Carmen and Isabela’s father had begged on their knees. Diego had cried. Lucía had been newly married. They told Isabela she was strong enough to survive what Diego could not.

“Your brother has a weak heart,” her mother had said. “When you get out, this family will reward you.” Diego had held Isabela’s hand and promised he would never forget.

That promise had carried her through Santa Martha. Not every day, but enough days. Enough nights when the lights snapped off and the hallway smelled of bleach, sweat, and fear.

Some families do not abandon you all at once. They make an appointment for it.

ACT II — THE WELCOME

When Isabela knocked, Carmen opened the door with a face full of borrowed surprise. She called her daughter thin, as if that were the main evidence prison had left behind.

Isabela almost stepped into her mother’s arms. Habit moved before judgment. She had missed Carmen’s voice so badly that for one fragile second, she wanted to forgive what she had just heard.

Then Lucía appeared with a bottle of liquor. She sprayed Isabela from head to toe, not quickly, not accidentally, but with the careful disgust of someone disinfecting a room.

The liquid ran into Isabela’s hair, under her collar, and down her skin. It smelled cheap and medicinal. Lucía covered her nose and said it was to remove the bad prison energy.

No one defended her.

Her father remained in his recliner. Carmen held the door. Diego stood near the hallway with his eyes lowered. The living room fan clicked above them, turning the silence into something physical.

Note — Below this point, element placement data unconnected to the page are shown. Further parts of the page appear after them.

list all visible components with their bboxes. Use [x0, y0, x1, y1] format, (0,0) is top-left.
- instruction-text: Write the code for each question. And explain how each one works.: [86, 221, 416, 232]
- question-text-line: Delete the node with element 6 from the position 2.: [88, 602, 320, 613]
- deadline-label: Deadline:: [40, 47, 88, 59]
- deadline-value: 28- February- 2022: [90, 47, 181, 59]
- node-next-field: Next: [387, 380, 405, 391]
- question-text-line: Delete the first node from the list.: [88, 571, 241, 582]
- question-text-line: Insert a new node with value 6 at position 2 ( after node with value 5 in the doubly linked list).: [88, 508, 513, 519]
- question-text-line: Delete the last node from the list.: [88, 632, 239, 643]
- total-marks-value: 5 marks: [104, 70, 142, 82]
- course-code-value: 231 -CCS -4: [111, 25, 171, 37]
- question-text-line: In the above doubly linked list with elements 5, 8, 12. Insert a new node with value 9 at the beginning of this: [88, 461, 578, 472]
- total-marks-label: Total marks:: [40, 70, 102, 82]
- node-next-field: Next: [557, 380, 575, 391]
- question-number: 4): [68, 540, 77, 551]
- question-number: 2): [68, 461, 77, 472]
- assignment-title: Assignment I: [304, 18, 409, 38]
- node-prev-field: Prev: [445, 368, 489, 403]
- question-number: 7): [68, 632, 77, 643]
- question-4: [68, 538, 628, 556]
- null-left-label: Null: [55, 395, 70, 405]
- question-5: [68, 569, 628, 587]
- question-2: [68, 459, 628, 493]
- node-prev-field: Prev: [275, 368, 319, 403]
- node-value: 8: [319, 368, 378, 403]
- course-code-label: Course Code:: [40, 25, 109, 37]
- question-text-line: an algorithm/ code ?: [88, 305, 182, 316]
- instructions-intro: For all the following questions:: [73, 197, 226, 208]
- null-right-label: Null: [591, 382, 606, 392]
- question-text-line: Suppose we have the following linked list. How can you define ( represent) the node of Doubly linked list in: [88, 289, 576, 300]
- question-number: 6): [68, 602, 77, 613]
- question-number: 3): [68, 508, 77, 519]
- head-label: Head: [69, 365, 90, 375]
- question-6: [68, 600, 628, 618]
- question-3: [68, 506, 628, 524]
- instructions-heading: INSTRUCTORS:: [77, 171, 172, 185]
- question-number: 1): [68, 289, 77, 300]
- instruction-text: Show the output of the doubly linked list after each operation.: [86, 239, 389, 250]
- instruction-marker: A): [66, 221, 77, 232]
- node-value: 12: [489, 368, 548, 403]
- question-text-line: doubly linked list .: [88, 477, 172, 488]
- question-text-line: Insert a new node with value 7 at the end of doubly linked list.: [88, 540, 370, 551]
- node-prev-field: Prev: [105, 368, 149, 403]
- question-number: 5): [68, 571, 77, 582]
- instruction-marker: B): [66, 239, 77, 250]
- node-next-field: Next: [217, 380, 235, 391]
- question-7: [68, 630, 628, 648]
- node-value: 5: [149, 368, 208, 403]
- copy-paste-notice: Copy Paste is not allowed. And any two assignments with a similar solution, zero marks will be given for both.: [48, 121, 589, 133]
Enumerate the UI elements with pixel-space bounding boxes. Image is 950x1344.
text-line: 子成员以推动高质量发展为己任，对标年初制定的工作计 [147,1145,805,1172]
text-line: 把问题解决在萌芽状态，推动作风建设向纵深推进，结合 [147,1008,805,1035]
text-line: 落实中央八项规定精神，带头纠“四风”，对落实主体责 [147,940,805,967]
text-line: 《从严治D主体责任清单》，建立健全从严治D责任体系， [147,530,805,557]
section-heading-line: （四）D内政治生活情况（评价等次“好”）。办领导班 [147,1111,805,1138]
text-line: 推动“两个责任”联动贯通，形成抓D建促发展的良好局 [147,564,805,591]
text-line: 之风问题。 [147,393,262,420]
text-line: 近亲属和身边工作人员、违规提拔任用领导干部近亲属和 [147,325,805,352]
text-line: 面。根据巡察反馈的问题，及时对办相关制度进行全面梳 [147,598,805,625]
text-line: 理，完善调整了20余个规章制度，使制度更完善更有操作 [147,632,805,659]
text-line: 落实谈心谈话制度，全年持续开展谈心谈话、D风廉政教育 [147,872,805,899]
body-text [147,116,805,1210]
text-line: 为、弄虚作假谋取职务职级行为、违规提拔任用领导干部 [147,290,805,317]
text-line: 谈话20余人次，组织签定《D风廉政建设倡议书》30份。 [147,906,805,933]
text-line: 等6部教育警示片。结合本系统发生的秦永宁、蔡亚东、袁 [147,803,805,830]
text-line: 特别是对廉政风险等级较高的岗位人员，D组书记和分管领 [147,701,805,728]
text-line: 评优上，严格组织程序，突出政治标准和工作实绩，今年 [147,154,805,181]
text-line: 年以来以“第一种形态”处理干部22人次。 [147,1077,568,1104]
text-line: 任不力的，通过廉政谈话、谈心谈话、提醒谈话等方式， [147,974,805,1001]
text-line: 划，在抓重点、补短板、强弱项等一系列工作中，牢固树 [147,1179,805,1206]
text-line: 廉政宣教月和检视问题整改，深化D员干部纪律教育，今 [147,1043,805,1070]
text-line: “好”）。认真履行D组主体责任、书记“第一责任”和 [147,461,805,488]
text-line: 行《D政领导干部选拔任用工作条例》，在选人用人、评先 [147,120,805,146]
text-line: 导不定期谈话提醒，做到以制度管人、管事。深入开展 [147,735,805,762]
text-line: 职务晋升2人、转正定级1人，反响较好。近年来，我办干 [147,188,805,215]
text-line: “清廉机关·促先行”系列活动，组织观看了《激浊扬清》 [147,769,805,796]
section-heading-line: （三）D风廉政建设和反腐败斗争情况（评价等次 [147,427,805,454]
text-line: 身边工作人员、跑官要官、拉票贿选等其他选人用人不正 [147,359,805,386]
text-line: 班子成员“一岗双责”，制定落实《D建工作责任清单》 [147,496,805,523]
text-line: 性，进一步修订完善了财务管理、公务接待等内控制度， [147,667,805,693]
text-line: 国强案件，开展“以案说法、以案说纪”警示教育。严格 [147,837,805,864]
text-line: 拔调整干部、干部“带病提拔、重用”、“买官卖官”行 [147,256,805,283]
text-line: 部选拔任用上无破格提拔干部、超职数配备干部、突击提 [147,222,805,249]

Isabela had known cruelty in Santa Martha, but this was different. Strangers could insult you without history. Family used memory as a weapon because they knew exactly where it would enter.

She wanted to slap the bottle out of Lucía’s hand. She wanted to scream Diego’s name until he looked at her. Instead, she held still and let the rage turn cold.

Prison had taught her restraint. It had taught her that anger, when witnessed by the wrong people, could be rewritten before it reached the floor.

So Isabela walked past them and went to her room.